“When she says it’s all right, I’ll be there with all my suitcases,” I told him last week when we were curled around each other in my bed. Autumn had Ayda for the night and Hudson insisted on a ‘bed night’ which involved eating, sleeping, and having glorious sex in bed.
I’m all for it.
We went for my sixteen week ultrasound last week on the mainland. Which is where the baby will be born, in a beautiful hospital that Hudson insists is the best.
I cried when I saw the outline of our baby against the dark screen. He or she – because they couldn’t tell – was squirming, like they couldn’t bear to be still for a moment.
“She gets that from you,” Hudson remarked, when the sonographer commented how active the baby was.
And then the technician added that the baby was being stubborn and I practically shouted with laughter.
“He definitely gets that from you,” I told Hudson.
I have a copy of the picture on my phone. I can’t stop staring at it, this perfect piece of life that Hudson and I created together. I may not know their sex, but I know I already love them fiercely, the same way I love their sister.
The little girl who now hums along to Fleetwood Mac.
I discovered her humming the other day. She was sitting in the bar while it was closed, playing with a puzzle Hudson had brought over. Stevie was on the Jukebox, singing “Landslide” and I saw Ayda’s legs swinging, as she hummed along.
She’s humming regularly now. And yesterday she mouthed a word at me.
It was ‘no’, which was kind of funny. Especially since I’d just told her to wash her hands after we’d been playing on the beach.
It takes me ten minutes to drive up to the deserted north side of the island. I park outside the cottages – which are coming along magnificently. At some point over the last couple of months Asher has taken on the main responsibilities of leading the construction. Hudson says it’s because he’s bugging him by being around so much that he’s put him to work.
I think he secretly loves it. He now has two of his siblings here. He might be trying to let go, but it’s a hard battle for him.
I love that he tries to fight it every day.
There’s a flickering light coming from the beach. I grab my jacket and walk to the stairs that lead down the cliff to the sand below, and sure enough I can see that he’s lit a fire.

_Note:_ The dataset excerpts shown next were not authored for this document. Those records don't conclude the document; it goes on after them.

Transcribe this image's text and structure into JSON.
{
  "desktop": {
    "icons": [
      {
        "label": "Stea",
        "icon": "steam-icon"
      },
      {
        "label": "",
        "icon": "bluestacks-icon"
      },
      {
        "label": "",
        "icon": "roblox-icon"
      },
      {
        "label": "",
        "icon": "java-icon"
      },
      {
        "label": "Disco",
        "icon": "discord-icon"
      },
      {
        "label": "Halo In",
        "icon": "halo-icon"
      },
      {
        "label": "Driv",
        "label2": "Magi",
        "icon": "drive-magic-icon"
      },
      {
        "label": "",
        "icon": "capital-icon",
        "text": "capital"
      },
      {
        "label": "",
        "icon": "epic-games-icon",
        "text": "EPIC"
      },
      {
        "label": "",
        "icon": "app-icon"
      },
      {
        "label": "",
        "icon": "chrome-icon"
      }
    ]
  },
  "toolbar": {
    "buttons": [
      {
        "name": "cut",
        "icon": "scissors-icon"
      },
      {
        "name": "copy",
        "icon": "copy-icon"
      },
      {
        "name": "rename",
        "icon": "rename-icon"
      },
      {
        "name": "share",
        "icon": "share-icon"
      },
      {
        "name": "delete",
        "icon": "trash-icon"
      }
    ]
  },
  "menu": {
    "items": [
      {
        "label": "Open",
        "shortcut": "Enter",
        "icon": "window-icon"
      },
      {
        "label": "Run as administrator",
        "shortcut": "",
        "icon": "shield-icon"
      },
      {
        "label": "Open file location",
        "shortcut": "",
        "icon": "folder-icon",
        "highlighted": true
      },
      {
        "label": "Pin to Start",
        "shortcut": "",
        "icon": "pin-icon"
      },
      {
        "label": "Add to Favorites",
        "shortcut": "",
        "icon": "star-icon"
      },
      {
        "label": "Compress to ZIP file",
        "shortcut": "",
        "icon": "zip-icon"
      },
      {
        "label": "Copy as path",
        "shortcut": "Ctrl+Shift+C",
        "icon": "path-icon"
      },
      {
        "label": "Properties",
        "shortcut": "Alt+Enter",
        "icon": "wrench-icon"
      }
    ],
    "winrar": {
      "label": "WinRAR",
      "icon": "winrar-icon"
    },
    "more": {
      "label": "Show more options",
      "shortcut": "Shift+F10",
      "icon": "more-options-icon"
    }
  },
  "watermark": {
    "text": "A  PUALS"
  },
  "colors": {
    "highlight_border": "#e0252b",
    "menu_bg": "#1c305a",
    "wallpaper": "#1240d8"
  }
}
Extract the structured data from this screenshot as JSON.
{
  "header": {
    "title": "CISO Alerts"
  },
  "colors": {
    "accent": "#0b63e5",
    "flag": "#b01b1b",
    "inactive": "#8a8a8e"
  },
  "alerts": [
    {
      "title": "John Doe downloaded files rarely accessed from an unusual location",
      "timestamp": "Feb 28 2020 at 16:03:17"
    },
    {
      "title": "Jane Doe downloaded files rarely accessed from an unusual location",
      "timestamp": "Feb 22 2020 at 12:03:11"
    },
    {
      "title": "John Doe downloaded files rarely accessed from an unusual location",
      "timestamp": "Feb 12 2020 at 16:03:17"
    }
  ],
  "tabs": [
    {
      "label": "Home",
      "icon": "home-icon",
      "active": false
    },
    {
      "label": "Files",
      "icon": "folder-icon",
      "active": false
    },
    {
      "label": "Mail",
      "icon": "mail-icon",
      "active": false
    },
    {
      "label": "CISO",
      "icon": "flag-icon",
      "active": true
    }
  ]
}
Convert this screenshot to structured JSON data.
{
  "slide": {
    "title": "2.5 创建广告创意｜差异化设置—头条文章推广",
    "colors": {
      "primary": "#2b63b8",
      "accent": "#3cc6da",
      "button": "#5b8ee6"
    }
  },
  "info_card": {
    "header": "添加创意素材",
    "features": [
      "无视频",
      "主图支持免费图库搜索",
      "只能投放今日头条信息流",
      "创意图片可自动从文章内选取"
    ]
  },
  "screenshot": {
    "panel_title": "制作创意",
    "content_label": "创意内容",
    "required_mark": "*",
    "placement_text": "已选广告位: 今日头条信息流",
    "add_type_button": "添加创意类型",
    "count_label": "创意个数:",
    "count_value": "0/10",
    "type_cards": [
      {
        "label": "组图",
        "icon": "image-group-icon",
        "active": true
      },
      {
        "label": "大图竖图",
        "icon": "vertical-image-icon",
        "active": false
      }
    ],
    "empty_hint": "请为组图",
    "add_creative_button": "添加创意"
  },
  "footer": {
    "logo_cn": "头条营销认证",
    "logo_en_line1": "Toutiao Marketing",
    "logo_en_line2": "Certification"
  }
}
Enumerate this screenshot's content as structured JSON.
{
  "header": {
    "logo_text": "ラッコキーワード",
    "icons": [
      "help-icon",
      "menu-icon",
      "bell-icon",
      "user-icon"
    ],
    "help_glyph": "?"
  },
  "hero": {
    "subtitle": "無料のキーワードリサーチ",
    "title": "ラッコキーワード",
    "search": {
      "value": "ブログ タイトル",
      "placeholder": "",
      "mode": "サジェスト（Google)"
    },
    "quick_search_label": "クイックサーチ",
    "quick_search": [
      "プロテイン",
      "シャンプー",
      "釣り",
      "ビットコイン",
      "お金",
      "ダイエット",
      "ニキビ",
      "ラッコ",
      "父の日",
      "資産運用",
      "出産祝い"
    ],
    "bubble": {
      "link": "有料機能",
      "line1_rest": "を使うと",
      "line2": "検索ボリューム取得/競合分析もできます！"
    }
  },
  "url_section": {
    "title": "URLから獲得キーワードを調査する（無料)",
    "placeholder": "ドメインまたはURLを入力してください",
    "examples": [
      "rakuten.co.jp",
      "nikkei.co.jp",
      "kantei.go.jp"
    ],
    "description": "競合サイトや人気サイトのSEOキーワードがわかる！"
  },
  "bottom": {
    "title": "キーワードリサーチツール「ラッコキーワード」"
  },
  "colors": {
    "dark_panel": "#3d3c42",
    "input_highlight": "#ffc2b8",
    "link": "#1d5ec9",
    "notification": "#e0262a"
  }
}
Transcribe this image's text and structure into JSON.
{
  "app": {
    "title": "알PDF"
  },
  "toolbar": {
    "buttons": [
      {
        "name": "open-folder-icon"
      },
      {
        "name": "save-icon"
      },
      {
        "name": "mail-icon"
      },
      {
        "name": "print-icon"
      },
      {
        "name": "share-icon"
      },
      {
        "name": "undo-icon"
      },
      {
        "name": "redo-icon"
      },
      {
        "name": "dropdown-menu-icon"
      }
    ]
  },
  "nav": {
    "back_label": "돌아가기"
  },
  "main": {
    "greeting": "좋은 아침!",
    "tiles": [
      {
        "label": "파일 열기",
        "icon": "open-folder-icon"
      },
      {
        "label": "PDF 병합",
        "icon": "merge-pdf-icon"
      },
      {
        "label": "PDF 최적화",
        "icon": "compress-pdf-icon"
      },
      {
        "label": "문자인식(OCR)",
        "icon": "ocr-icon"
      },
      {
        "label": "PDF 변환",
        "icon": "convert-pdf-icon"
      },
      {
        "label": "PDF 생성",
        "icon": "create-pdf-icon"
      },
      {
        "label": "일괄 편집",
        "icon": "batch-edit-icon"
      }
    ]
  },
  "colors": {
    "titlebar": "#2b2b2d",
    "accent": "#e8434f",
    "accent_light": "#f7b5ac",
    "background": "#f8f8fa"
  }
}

He knows I get cold. My heart fills a little more.
When I reach the sand I see him standing there waiting for me, a smile on his lips as he holds his hand out. I take it, letting him lead me down.
And then I see it. This time it’s a mini message, made with the smallest pebbles he could find. He obviously didn’t want me seeing it as I was walking down the steps. But it’s there, in beautiful browns and grays and blacks.
Marry Me.
“Hudson…” My voice cracks as I look at him. There’s this earnest expression on his face.
“I mean it,” he tells me. “Not because you’re pregnant with our child. Or because you take such good care of our first child.” My heart cracks when he calls Ayda mine. “But because you can’t live without me. The way I can’t live without you. Marry me, Skyler. Be mine.”
“I’ve always been yours,” I whisper.
He drops to his knee and takes out a ring box. It’s purple and velvet and as he opens it I gasp. Nestled against the cream silk interior is a perfect sapphire, surrounded by diamonds. It’s big and it’s kitsch and it’s so me. It makes my heart ache.
“It’s beautiful,” I whisper.
“So are you. May I?”
I give him my hand and he slides it onto my slender fingers.
“Now you have to move in with me,” he says, his lips curling.
“Not until…”
He puts his hand up. “Wait.” He grabs his phone, pulling up a video and turns it to me. Ayda is in the frame, smiling at him as he records her.